И для убедительности прибавил: «Галина Вишневская».
Это подействовало даже на советских чиновников.
Мой армянский дедушка был знаменит весьма суровым нравом. Даже на Кавказе его считали безумно вспыльчивым человеком. От любой мелочи дед приходил в ярость и страшным голосом кричал: «Абанамат!»
Мама и ее сестры очень боялись дедушку. Таинственное слово «абанамат» приводило их в ужас. Значения этого слова мать так и не узнала до преклонных лет.
Она рассказывала мне про деда. Четко выговаривала его любимое слово «абанамат», похожее на заклинание. Говорила, что не знает его смысла.
А затем я вырос. Окончил школу. Поступил в университет. И лишь тогда вдруг понял, как расшифровать это слово.
Однако маме не сказал. Зачем?
Отправил я как-то рукопись в «литературную газету». Получил такой фантастический ответ:
«Ваш рассказ нам очень понравился. Используем в апреле нынешнего года. Хотя надежды мало. С приветом – Цитриняк».
Однажды я техреда Льва Захаровича назвал случайно Львом Абрамовичем. И тот вдруг смертельно обиделся. А я все думал, что же могло показаться ему столь уж оскорбительным? Наконец я понял ход его мыслей:
«Сволочь!
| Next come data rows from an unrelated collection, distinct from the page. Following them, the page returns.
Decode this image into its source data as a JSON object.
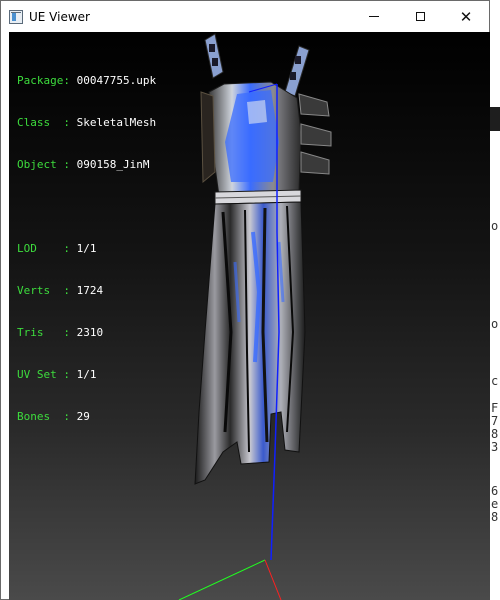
{
  "window": {
    "title": "UE Viewer",
    "buttons": {
      "minimize": "—",
      "maximize": "☐",
      "close": "✕"
    }
  },
  "info": {
    "package_label": "Package:",
    "package": "00047755.upk",
    "class_label": "Class  :",
    "class": "SkeletalMesh",
    "object_label": "Object :",
    "object": "090158_JinM",
    "lod_label": "LOD    :",
    "lod": "1/1",
    "verts_label": "Verts  :",
    "verts": "1724",
    "tris_label": "Tris   :",
    "tris": "2310",
    "uvset_label": "UV Set :",
    "uvset": "1/1",
    "bones_label": "Bones  :",
    "bones": "29"
  },
  "background_fragments": [
    "o",
    "o",
    "c",
    "F",
    "7",
    "8",
    "3",
    "6",
    "e",
    "8"
  ],
  "colors": {
    "label": "#3ddc3d",
    "value": "#ffffff",
    "bone_line": "#1020ff",
    "axis_x": "#ff2020",
    "axis_y": "#20ff20",
    "accent": "#3a6cff"
  },
  "icons": [
    "ue-viewer-app-icon",
    "minimize-icon",
    "maximize-icon",
    "close-icon"
  ]
}
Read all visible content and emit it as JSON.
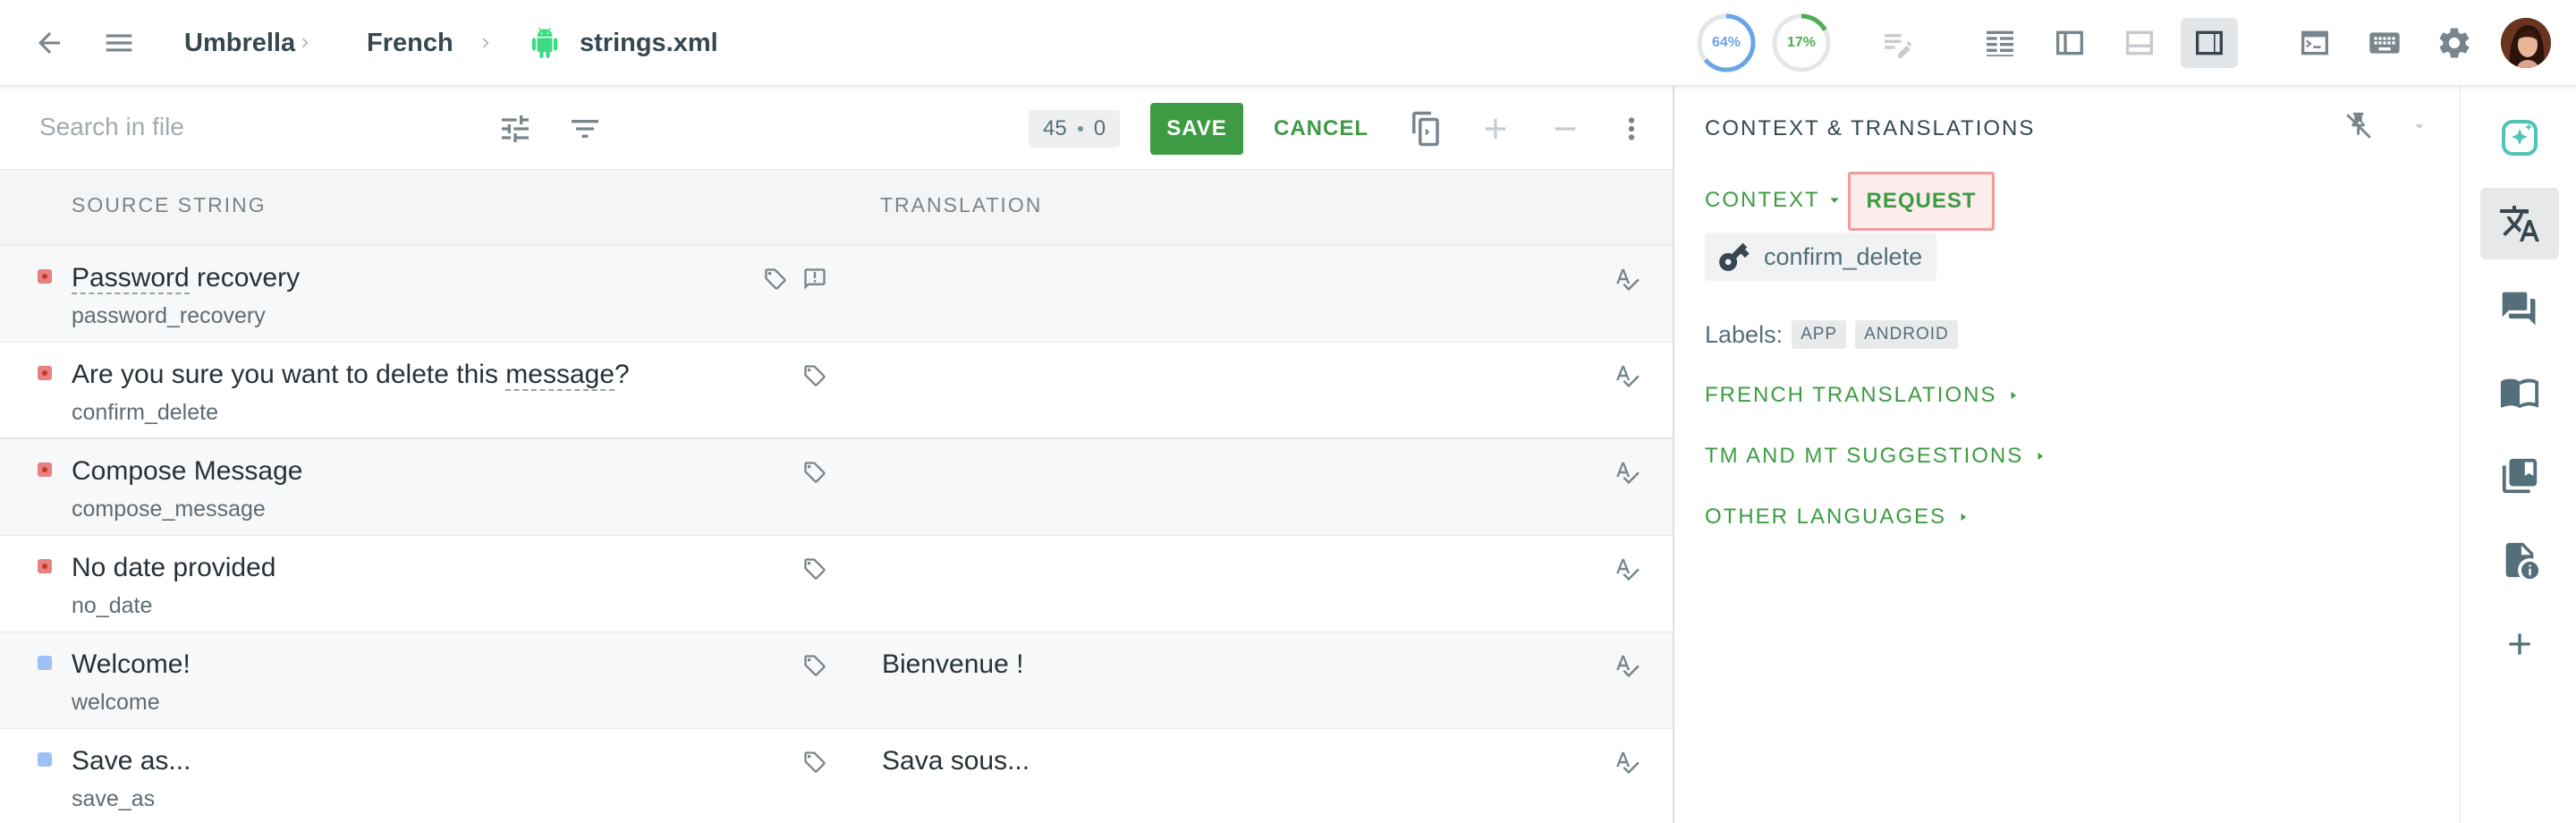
{
  "topbar": {
    "breadcrumb": [
      {
        "label": "Umbrella"
      },
      {
        "label": "French"
      },
      {
        "label": "strings.xml",
        "icon": "android-icon"
      }
    ],
    "progress": [
      {
        "label": "64%",
        "value": 64,
        "color": "#6aa5e8"
      },
      {
        "label": "17%",
        "value": 17,
        "color": "#4caf50"
      }
    ]
  },
  "editor": {
    "search_placeholder": "Search in file",
    "counter": {
      "left": "45",
      "right": "0"
    },
    "save_label": "SAVE",
    "cancel_label": "CANCEL"
  },
  "table": {
    "headers": {
      "source": "SOURCE STRING",
      "translation": "TRANSLATION"
    },
    "rows": [
      {
        "source_pre": "",
        "source_dashed": "Password",
        "source_post": " recovery",
        "key": "password_recovery",
        "translation": "",
        "status": "untranslated",
        "has_comment": true
      },
      {
        "source_pre": "Are you sure you want to delete this ",
        "source_dashed": "message",
        "source_post": "?",
        "key": "confirm_delete",
        "translation": "",
        "status": "untranslated",
        "has_comment": false
      },
      {
        "source_pre": "Compose Message",
        "source_dashed": "",
        "source_post": "",
        "key": "compose_message",
        "translation": "",
        "status": "untranslated",
        "has_comment": false
      },
      {
        "source_pre": "No date provided",
        "source_dashed": "",
        "source_post": "",
        "key": "no_date",
        "translation": "",
        "status": "untranslated",
        "has_comment": false
      },
      {
        "source_pre": "Welcome!",
        "source_dashed": "",
        "source_post": "",
        "key": "welcome",
        "translation": "Bienvenue !",
        "status": "translated",
        "has_comment": false
      },
      {
        "source_pre": "Save as...",
        "source_dashed": "",
        "source_post": "",
        "key": "save_as",
        "translation": "Sava sous...",
        "status": "translated",
        "has_comment": false
      }
    ]
  },
  "panel": {
    "title": "CONTEXT & TRANSLATIONS",
    "context_label": "CONTEXT",
    "request_label": "REQUEST",
    "key": "confirm_delete",
    "labels_title": "Labels:",
    "labels": [
      "APP",
      "ANDROID"
    ],
    "sections": [
      "FRENCH TRANSLATIONS",
      "TM AND MT SUGGESTIONS",
      "OTHER LANGUAGES"
    ]
  },
  "colors": {
    "accent": "#3d9c43",
    "untranslated": "#e88080",
    "translated": "#9ec0f5",
    "request_bg": "#fdecec"
  }
}
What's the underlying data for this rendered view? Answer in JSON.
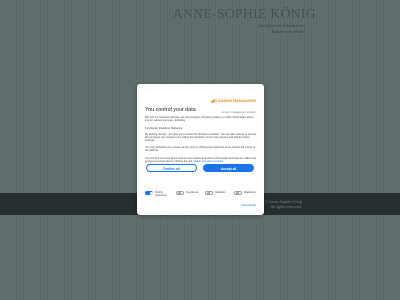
{
  "site": {
    "title": "ANNE-SOPHIE KÖNIG",
    "subtitle_1": "Anwältin für Arbeitsrecht",
    "subtitle_2": "Kanzlei am Markt",
    "copyright_1": "Copyright © Anne-Sophie König",
    "copyright_2": "All rights reserved."
  },
  "consent": {
    "logo_brand": "CONSENTMANAGER",
    "logo_tagline": "consent management solution",
    "heading": "You control your data",
    "text_1": "We and our business partners use technologies, including cookies, to collect information about you for various purposes, including:",
    "text_2": "Functional, Statistical, Marketing",
    "text_3": "By clicking 'Accept', you give your consent for all these purposes. You can also choose to specify the purposes you consent to by ticking the checkbox next to the purpose and clicking 'Save settings'.",
    "text_4": "You may withdraw your consent at any time by clicking the small icon at the bottom left corner of the website.",
    "text_5_prefix": "You can find out more about how we use cookies and other technologies and how we collect and process personal data by clicking the link.",
    "text_5_link": "Read more about cookies",
    "decline_label": "Decline all",
    "accept_label": "Accept all",
    "toggles": [
      {
        "label_1": "Strictly",
        "label_2": "necessary",
        "on": true
      },
      {
        "label_1": "Functional",
        "label_2": "",
        "on": false
      },
      {
        "label_1": "Statistics",
        "label_2": "",
        "on": false
      },
      {
        "label_1": "Marketing",
        "label_2": "",
        "on": false
      }
    ],
    "show_details_label": "Show details"
  },
  "colors": {
    "accent": "#1a73e8",
    "brand": "#e28a1b",
    "page_bg": "#647674",
    "footer_band": "#2a3433"
  }
}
Моего отчества ты не запомнил. А запомнил только, гад, что я – еврей!..»
Пожилой зэк рассказывал:
– А сел я при таких обстоятельствах. Довелось мне быть врачом на корабле. Заходит как-то боцман. Жалуется на одышку и бессонницу. Раздевайтесь, говорю. Он разделся. Жирный такой, пузатый. Да, говорю, скверная у вас, милостливый государь, конституция, скверная… А этот дурак пошел и написал замполиту, что я ругал советскую конституцию.
Театр абсурда. Пьеса: «В ожидании ГБ…»
Один мой друг ухаживал за женщиной. Женщина была старше и опытнее его. Она была необычайно сексуальна и любвеобильна.
Друг мой оказался с этой женщиной в гостях. Причем в огромной генеральской квартире. И ему предложили остаться ночевать. И женщина осталась с ним.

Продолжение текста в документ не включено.